Выйдя за пределы деревенских огородов, мы уже не молчали. Мы весело и возбуждённо стали рассказывать друг другу, как провели весь этот день, как готовились к нашему побегу, как боялись проговориться или выдать себя. Мы практически переживали в одно и то же время одни и те же переживания. Это ещё больше сблизило нас. Мы уже держались за руки и дружно в ногу шли по тропинке к опушке Гуляй-рощи.

Гуляй-роща была невдалеке от деревни Дальнее Русаново, располагалась рядом с дорогой и представляла себе берёзовую рощу, очищенную от кустов, поваленных деревьев и всякой другой лесной нечисти. Гуляй-роща была деревенским парком, в котором устраивались праздничные гуляния, играли в игры дети, ребята и девчонки, парни и девчата.

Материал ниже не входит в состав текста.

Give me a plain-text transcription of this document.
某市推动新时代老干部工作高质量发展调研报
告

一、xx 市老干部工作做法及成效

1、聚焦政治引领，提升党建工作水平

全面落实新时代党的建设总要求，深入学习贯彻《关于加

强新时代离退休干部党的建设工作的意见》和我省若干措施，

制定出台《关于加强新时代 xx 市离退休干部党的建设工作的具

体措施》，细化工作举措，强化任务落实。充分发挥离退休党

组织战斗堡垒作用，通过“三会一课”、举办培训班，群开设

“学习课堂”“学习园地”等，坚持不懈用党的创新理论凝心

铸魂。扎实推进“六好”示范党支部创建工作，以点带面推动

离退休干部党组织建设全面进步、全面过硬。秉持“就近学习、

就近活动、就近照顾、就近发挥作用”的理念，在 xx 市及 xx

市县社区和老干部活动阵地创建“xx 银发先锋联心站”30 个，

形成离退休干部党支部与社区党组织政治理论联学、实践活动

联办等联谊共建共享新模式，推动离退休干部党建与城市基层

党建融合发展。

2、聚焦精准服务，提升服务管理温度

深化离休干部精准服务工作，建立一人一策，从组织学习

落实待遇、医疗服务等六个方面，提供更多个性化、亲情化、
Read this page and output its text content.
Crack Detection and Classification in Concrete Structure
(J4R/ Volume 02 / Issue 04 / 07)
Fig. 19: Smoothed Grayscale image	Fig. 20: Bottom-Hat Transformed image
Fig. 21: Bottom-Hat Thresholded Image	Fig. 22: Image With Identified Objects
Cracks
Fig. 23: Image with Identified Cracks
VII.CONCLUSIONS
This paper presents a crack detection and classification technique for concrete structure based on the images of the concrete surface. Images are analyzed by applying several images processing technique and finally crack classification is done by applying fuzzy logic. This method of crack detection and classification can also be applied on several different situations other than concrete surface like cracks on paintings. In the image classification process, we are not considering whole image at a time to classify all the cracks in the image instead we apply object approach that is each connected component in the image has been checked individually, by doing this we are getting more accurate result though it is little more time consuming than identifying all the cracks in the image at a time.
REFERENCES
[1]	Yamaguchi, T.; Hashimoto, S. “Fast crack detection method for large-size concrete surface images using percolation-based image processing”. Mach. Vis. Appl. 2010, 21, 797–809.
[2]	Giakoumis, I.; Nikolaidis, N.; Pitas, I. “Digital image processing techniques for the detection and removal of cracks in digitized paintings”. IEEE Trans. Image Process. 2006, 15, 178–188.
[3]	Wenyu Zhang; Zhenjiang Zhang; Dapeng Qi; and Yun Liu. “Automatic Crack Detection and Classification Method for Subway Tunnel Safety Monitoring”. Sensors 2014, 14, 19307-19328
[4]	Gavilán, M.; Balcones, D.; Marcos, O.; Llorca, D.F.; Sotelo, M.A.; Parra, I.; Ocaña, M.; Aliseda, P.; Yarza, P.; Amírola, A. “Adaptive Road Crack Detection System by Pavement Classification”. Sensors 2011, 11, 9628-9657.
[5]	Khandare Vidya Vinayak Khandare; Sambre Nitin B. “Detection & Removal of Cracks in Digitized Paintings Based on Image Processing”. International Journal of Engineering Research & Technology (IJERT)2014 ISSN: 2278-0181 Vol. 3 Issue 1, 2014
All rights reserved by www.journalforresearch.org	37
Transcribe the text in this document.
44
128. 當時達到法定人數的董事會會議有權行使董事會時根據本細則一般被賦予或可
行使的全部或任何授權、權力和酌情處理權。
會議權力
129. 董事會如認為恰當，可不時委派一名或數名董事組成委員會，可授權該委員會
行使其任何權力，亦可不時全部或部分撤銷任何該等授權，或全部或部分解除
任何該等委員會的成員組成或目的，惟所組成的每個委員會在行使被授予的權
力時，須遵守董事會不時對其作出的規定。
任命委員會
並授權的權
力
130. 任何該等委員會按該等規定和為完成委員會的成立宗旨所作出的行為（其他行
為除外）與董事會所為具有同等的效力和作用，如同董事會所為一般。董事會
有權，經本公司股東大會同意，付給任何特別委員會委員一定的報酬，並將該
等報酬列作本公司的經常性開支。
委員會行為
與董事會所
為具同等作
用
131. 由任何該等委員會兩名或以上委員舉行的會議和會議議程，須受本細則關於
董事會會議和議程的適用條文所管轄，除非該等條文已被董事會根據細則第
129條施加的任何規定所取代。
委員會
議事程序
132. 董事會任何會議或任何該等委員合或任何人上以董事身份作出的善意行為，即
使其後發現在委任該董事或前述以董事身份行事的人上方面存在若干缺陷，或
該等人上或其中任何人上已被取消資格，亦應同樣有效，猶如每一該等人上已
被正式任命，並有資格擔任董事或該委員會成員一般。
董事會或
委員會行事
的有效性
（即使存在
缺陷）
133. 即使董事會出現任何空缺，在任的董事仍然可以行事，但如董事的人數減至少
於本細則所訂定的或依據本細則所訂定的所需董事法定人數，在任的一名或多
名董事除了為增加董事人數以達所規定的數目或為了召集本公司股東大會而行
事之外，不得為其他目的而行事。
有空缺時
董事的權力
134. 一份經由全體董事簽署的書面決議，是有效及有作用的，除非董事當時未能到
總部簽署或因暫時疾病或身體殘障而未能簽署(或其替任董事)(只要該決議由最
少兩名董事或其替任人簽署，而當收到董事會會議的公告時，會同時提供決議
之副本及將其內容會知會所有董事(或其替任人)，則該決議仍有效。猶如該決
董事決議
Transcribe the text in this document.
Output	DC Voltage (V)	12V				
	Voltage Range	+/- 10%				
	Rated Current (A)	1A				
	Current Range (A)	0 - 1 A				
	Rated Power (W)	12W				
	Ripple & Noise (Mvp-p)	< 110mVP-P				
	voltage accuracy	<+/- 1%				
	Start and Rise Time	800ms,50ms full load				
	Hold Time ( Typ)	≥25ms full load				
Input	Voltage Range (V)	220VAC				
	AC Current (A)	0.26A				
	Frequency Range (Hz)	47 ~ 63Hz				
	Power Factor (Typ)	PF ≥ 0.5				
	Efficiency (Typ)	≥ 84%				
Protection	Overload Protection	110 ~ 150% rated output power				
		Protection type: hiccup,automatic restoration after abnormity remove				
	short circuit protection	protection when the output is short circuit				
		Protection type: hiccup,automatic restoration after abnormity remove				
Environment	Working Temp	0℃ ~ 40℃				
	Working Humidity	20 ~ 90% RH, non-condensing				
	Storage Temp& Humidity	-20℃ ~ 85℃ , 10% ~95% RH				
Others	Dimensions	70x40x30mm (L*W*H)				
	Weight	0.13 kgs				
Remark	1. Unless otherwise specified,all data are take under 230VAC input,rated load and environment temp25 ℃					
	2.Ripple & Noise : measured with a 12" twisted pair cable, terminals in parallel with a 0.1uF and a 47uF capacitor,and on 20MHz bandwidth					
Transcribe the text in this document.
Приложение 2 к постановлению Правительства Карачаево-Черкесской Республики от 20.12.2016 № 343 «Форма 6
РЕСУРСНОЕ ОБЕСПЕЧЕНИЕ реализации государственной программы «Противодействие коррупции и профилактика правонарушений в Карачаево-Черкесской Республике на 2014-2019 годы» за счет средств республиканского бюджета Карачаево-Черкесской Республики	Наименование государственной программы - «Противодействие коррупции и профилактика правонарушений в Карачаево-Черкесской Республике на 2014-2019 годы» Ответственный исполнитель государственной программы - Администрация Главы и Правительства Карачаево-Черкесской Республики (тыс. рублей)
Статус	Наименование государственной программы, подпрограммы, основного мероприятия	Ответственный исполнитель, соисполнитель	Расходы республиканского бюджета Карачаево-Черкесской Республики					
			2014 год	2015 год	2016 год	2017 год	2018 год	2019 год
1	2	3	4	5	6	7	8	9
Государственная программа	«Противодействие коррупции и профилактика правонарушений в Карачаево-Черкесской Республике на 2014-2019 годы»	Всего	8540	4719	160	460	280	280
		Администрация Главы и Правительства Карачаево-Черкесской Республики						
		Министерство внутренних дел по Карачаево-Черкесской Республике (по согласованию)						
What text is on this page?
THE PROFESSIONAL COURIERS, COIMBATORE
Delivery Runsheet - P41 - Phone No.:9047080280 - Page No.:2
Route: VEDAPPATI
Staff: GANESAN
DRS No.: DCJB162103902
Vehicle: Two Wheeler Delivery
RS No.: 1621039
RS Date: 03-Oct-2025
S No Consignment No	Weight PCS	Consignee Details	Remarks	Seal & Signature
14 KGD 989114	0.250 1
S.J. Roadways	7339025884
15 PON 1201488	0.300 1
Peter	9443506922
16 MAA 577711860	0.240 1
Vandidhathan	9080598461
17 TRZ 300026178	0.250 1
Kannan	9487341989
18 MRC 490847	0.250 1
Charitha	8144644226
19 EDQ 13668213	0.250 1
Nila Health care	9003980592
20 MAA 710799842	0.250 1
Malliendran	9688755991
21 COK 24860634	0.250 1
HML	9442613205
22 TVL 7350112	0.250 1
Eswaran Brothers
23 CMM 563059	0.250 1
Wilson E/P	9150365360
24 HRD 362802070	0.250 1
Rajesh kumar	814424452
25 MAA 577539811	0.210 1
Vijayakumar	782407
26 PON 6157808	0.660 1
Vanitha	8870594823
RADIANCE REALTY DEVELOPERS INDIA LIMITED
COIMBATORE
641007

Сюда в Гуляй-рощу на Первое мая приходили взрослые, даже руководители колхоза и партийной организации. Здесь люди сидели на траве, кушали и угощались, гуляли, играли в мяч, разговаривали и очень много пели разных песен.

На опушке Гуляй-рощи жгли костры, особенно на Масленицу. Сегодня ночью тоже жгли костры. Вокруг костров кучковалась молодёжь. Девчонки и девчата водили вокруг костров хороводы. Ребята и более смелые девушки поодиночке или парами прыгали через огонь костров. Другие играли «в ручеёк», «в догонялки», а совсем ещё молодые мальчишки и девчонки, такие же, как и мы с Аллой, играли «в замри».

Моего брата нигде не было видно, поэтому я осмелел и потихоньку, прячась с Аллой за стволами берёз, стал подкрадываться ближе к кострам. Там веяло живым теплом и весёлым уютом «разгуляева».

Алла послушно следовала за мной и не вырывала своих пальцев из моей потной от волнения руки. Она тоже волновалась. Свет костров отражался в её дивных серо-зелёных глазах.

Мы выбрали самый маленький костёр, вокруг которого играли такие же, как и мы, ребята и девчонки. Среди них я узнал своих друзей, поэтому направился к ним. Нас увидели, криками восторга приветствовали меня и с ещё большим восторгом встретили Аллу…

Алла смутилась таким приёмом, но подхваченная девчонками, смело вошла в круг, как кинулась в омут…

Я не слышал, что Алла рассказывала-отвечала девчонкам, но по их смешливым взглядам и возгласам, чувствовал, что речь идёт обо мне…

Ребята меня не расспрашивали, а только ощутимо хлопали меня по спине, пинали в бока и поздравляли «с почином».

Я не понимал, с каким таким «почином» меня поздравляли, поэтому покопался в своей сумке-торбе, достал заготовленную для общей трапезы часть продуктов и выложил всё это поочерёдно на расстеленную дерюжку-скатерть. Ребята и девчонки одобрительно заревели и потащили меня играть «в догонялки».

Мы носились вокруг костра друг за другом. Ловили девчонок и тискали их. Некоторые ребята пытались их целовать, но девчонки брыкались, не давались и громко смеялись, будто их щекочут.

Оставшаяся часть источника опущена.